Çin Bilimler Akademisi’ne bağlı Yunnan Gözlemevleri öncülüğünde yürütülen uluslararası bir ekip, Güneş benzeri bir yıldızın yaşanabilir bölgesinde yeni bir “süper Dünya” keşfetti. Kepler-725c adı verilen bu gezegen, Dünya’dan yaklaşık 10 kat daha büyük kütleye sahip.
Bu önemli keşif, klasik yöntemlerin ötesine geçen Transit Zamanlaması Varyasyonu (TTV) adlı yeni bir teknikle yapıldı. Bilim insanları, Kepler-725b isimli bilinen bir gezegenin yörüngesindeki zamanlama sapmalarını analiz ederek, aynı sistemde gizli bir gezegenin daha olduğunu ortaya koydu: Kepler-725c.
Yeni gezegen, G9V tipi Güneş benzeri bir yıldızın etrafında 207.5 günlük bir yörüngede dönüyor.

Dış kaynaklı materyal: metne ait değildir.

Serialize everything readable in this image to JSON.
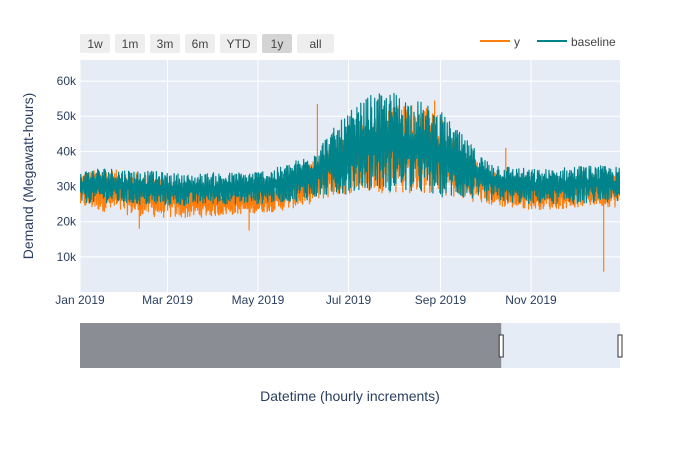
{
  "chart_data": {
    "type": "line",
    "title": "",
    "xlabel": "Datetime (hourly increments)",
    "ylabel": "Demand (Megawatt-hours)",
    "x_range": [
      "2019-01-01",
      "2019-12-31"
    ],
    "y_range": [
      0,
      66000
    ],
    "y_ticks": [
      10000,
      20000,
      30000,
      40000,
      50000,
      60000
    ],
    "y_tick_labels": [
      "10k",
      "20k",
      "30k",
      "40k",
      "50k",
      "60k"
    ],
    "x_ticks": [
      "2019-01-01",
      "2019-03-01",
      "2019-05-01",
      "2019-07-01",
      "2019-09-01",
      "2019-11-01"
    ],
    "x_tick_labels": [
      "Jan 2019",
      "Mar 2019",
      "May 2019",
      "Jul 2019",
      "Sep 2019",
      "Nov 2019"
    ],
    "grid": true,
    "legend_position": "top-right",
    "range_selector_buttons": [
      "1w",
      "1m",
      "3m",
      "6m",
      "YTD",
      "1y",
      "all"
    ],
    "range_selector_active": "1y",
    "range_slider_selected_fraction": 0.78,
    "colors": {
      "y": "#ff7f0e",
      "baseline": "#00838a",
      "plot_bg": "#e5ecf6",
      "slider_mask": "#8a8d93"
    },
    "series": [
      {
        "name": "y",
        "color": "#ff7f0e",
        "x": [
          "2019-01-01",
          "2019-01-15",
          "2019-02-01",
          "2019-02-15",
          "2019-03-01",
          "2019-03-15",
          "2019-04-01",
          "2019-04-15",
          "2019-05-01",
          "2019-05-15",
          "2019-06-01",
          "2019-06-15",
          "2019-07-01",
          "2019-07-15",
          "2019-08-01",
          "2019-08-15",
          "2019-09-01",
          "2019-09-15",
          "2019-10-01",
          "2019-10-15",
          "2019-11-01",
          "2019-11-15",
          "2019-12-01",
          "2019-12-15",
          "2019-12-31"
        ],
        "low": [
          24000,
          23000,
          22000,
          21500,
          21000,
          21000,
          21500,
          22000,
          22500,
          23000,
          24500,
          26500,
          28000,
          28500,
          28000,
          28000,
          27500,
          26500,
          25000,
          24000,
          23500,
          23500,
          24000,
          24500,
          24000
        ],
        "high": [
          34000,
          35000,
          34500,
          33500,
          32000,
          31000,
          30000,
          29500,
          29500,
          31000,
          35000,
          40000,
          45000,
          50000,
          53000,
          54000,
          50000,
          42000,
          35000,
          33000,
          32000,
          32500,
          33500,
          35000,
          34000
        ],
        "spikes": [
          {
            "x": "2019-02-10",
            "y": 18000
          },
          {
            "x": "2019-04-25",
            "y": 17500
          },
          {
            "x": "2019-06-10",
            "y": 53500
          },
          {
            "x": "2019-08-28",
            "y": 54500
          },
          {
            "x": "2019-10-15",
            "y": 41000
          },
          {
            "x": "2019-12-20",
            "y": 5800
          }
        ]
      },
      {
        "name": "baseline",
        "color": "#00838a",
        "x": [
          "2019-01-01",
          "2019-01-15",
          "2019-02-01",
          "2019-02-15",
          "2019-03-01",
          "2019-03-15",
          "2019-04-01",
          "2019-04-15",
          "2019-05-01",
          "2019-05-15",
          "2019-06-01",
          "2019-06-15",
          "2019-07-01",
          "2019-07-15",
          "2019-08-01",
          "2019-08-15",
          "2019-09-01",
          "2019-09-15",
          "2019-10-01",
          "2019-10-15",
          "2019-11-01",
          "2019-11-15",
          "2019-12-01",
          "2019-12-15",
          "2019-12-31"
        ],
        "low": [
          25000,
          25500,
          25000,
          24500,
          24500,
          24500,
          25000,
          25000,
          25000,
          25500,
          26000,
          27000,
          28000,
          29000,
          28500,
          28000,
          27000,
          26500,
          26000,
          25500,
          25000,
          25000,
          25000,
          25500,
          25000
        ],
        "high": [
          34500,
          35500,
          35000,
          34500,
          34000,
          33500,
          34000,
          34000,
          34500,
          35500,
          38500,
          44000,
          51000,
          56000,
          57000,
          55000,
          51500,
          45000,
          38000,
          36000,
          35000,
          35000,
          36000,
          36000,
          35500
        ]
      }
    ]
  }
}
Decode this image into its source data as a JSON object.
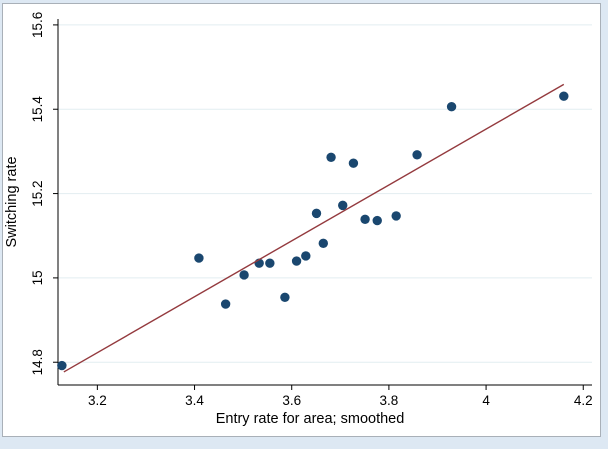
{
  "chart_data": {
    "type": "scatter",
    "title": "",
    "xlabel": "Entry rate for area; smoothed",
    "ylabel": "Switching rate",
    "xlim": [
      3.119,
      4.218
    ],
    "ylim": [
      14.746,
      15.614
    ],
    "x_ticks": [
      3.2,
      3.4,
      3.6,
      3.8,
      4.0,
      4.2
    ],
    "x_tick_labels": [
      "3.2",
      "3.4",
      "3.6",
      "3.8",
      "4",
      "4.2"
    ],
    "y_ticks": [
      14.8,
      15.0,
      15.2,
      15.4,
      15.6
    ],
    "y_tick_labels": [
      "14.8",
      "15",
      "15.2",
      "15.4",
      "15.6"
    ],
    "grid": true,
    "legend": "none",
    "points": [
      [
        3.127,
        14.792
      ],
      [
        3.409,
        15.047
      ],
      [
        3.464,
        14.938
      ],
      [
        3.502,
        15.007
      ],
      [
        3.533,
        15.035
      ],
      [
        3.555,
        15.035
      ],
      [
        3.586,
        14.954
      ],
      [
        3.61,
        15.04
      ],
      [
        3.629,
        15.052
      ],
      [
        3.651,
        15.153
      ],
      [
        3.665,
        15.082
      ],
      [
        3.681,
        15.286
      ],
      [
        3.705,
        15.172
      ],
      [
        3.727,
        15.272
      ],
      [
        3.751,
        15.139
      ],
      [
        3.776,
        15.136
      ],
      [
        3.815,
        15.147
      ],
      [
        3.858,
        15.292
      ],
      [
        3.929,
        15.406
      ],
      [
        4.16,
        15.431
      ]
    ],
    "fit_line": {
      "x1": 3.131,
      "y1": 14.777,
      "x2": 4.16,
      "y2": 15.459
    },
    "colors": {
      "marker": "#1a476f",
      "fit_line": "#943a3e",
      "grid": "#e2edf1",
      "axis": "#000000",
      "panel_bg": "#ffffff",
      "window_bg": "#dde8f3",
      "panel_border": "#a9b0b8"
    }
  }
}
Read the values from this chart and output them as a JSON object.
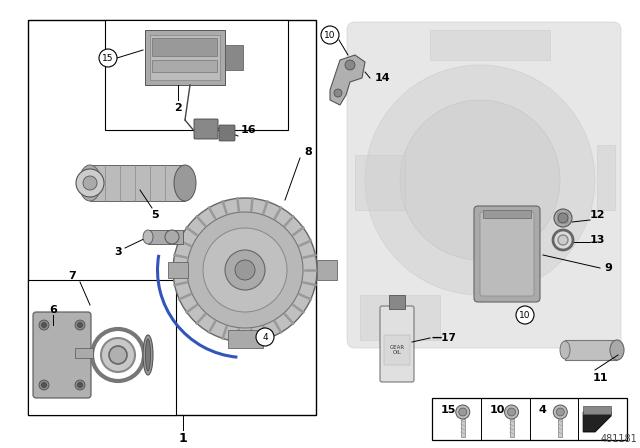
{
  "bg_color": "#ffffff",
  "catalog_number": "481181",
  "fig_width": 6.4,
  "fig_height": 4.48,
  "dpi": 100
}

Yıldızdan aldığı enerji, Dünya’nın aldığı miktarın yaklaşık %40 fazlası. Bu da, Kepler-725c’nin yıldızına çok yakın ya da çok uzak olmadığı, yani yaşamın var olabileceği “yaşanabilir bölge”de yer aldığı anlamına geliyor.
Yüzeyinde yaşam veya su olduğuna dair henüz doğrudan bir kanıt bulunmasa da, fiziksel özellikleri bu ihtimali dışlamıyor. Bu nedenle bilim dünyasında heyecan yaratan Kepler-725c, potansiyel olarak yaşam barındırabilecek süper Dünya’lar arasında öne çıkıyor.
Kepler-725c, matematiksel olarak varlığı ispatlanmış ilk yaşanabilir süper Dünya örneklerinden biri. Araştırmacılar, bu yöntemin daha fazla keşif için önemli bir kapı araladığını belirtiyor. Çin’in Earth 2.0 uydusu ve Avrupa Uzay Ajansı’nın PLATO göreviyle birlikte, uzaydaki yaşanabilir gezegenlerin sayısının önümüzdeki yıllarda hızla artması bekleniyor.
“Evren’de yalnız mıyız?” sorusu, bu keşifle yeniden gündeme gelirken; Kepler-725c, bu soruya bilimsel bir cevap arayışında önemli bir adım olarak görülüyor.